On Friday, both the MEA and PMO discussed the issue, with the matter even reaching national security adviser Ajit Doval, states a report in The Times of India.
The Gurgaon police has got a rap from the Centre for passing information regarding the case to the media. The report states "The police has been told to stop media leaks, particularly to TV channels, which have included video clips of the diplomat's wife and daughter that has incensed both the Saudi and Indian governments."
The Saudi government has dismissed all allegations against its diplomat as “completely false” and "contrary to facts in our possession".
On Thursday, Jaideep Mazumdar, chief of protocol, MEA, called Saudi ambassador Saud Mohammed Al Sati asking for the co-operation of the embassy in the probe by the Gurgaon police.
Since the accused has claimed diplomatic immunity, the police can neither detain nor arrest him. In such a situation, the Indian government can ask Saudi Arabia to waive his immunity, which is unlikely.
As the TOI report states, the Saudi government is unlikely to withdraw the diplomat from the home country, since that could be interpreted as an admission of guilt, which is contrary to the stance they have taken till now.
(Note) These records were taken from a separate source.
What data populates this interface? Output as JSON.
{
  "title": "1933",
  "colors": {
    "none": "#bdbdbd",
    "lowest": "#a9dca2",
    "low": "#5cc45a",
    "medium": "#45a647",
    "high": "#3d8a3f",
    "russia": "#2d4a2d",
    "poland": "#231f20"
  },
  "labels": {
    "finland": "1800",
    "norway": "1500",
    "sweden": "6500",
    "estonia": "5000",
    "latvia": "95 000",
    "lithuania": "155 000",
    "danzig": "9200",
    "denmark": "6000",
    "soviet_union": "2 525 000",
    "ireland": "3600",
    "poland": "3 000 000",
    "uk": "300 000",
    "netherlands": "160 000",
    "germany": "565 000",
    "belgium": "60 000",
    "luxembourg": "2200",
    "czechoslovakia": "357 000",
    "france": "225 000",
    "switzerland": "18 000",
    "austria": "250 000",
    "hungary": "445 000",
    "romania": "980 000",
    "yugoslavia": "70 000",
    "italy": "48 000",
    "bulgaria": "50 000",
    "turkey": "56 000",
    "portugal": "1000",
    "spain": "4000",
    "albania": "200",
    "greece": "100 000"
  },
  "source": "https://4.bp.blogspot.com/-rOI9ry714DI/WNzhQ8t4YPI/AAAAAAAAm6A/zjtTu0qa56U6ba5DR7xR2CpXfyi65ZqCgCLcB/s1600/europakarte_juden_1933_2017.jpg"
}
India could also expel the diplomat and in doing so Saudi can lay the blame on the Indian government while continuing to claim innocence of their diplomat.
This is reportedly a likely situation. Sources told The Indian Express that India may consider expelling the diplomat as a last resort if Saudi Arabia does not co-operate in the probe by the Gurgaon police and let him be questioned.
Such a move could also work against India.
The TOI states that, "By doing this, however, India might open itself up to possible retaliatory expulsion by the Saudi government in Riyadh of an Indian diplomat. The Indians believe it could even increase risks to the almost 3 million Indians who live and work in Saudi Arabia. That would definitely affect bilateral ties at a time when they could not have been better."
India can also declare the accused persona non grata and withdraw his diplomatic accreditation.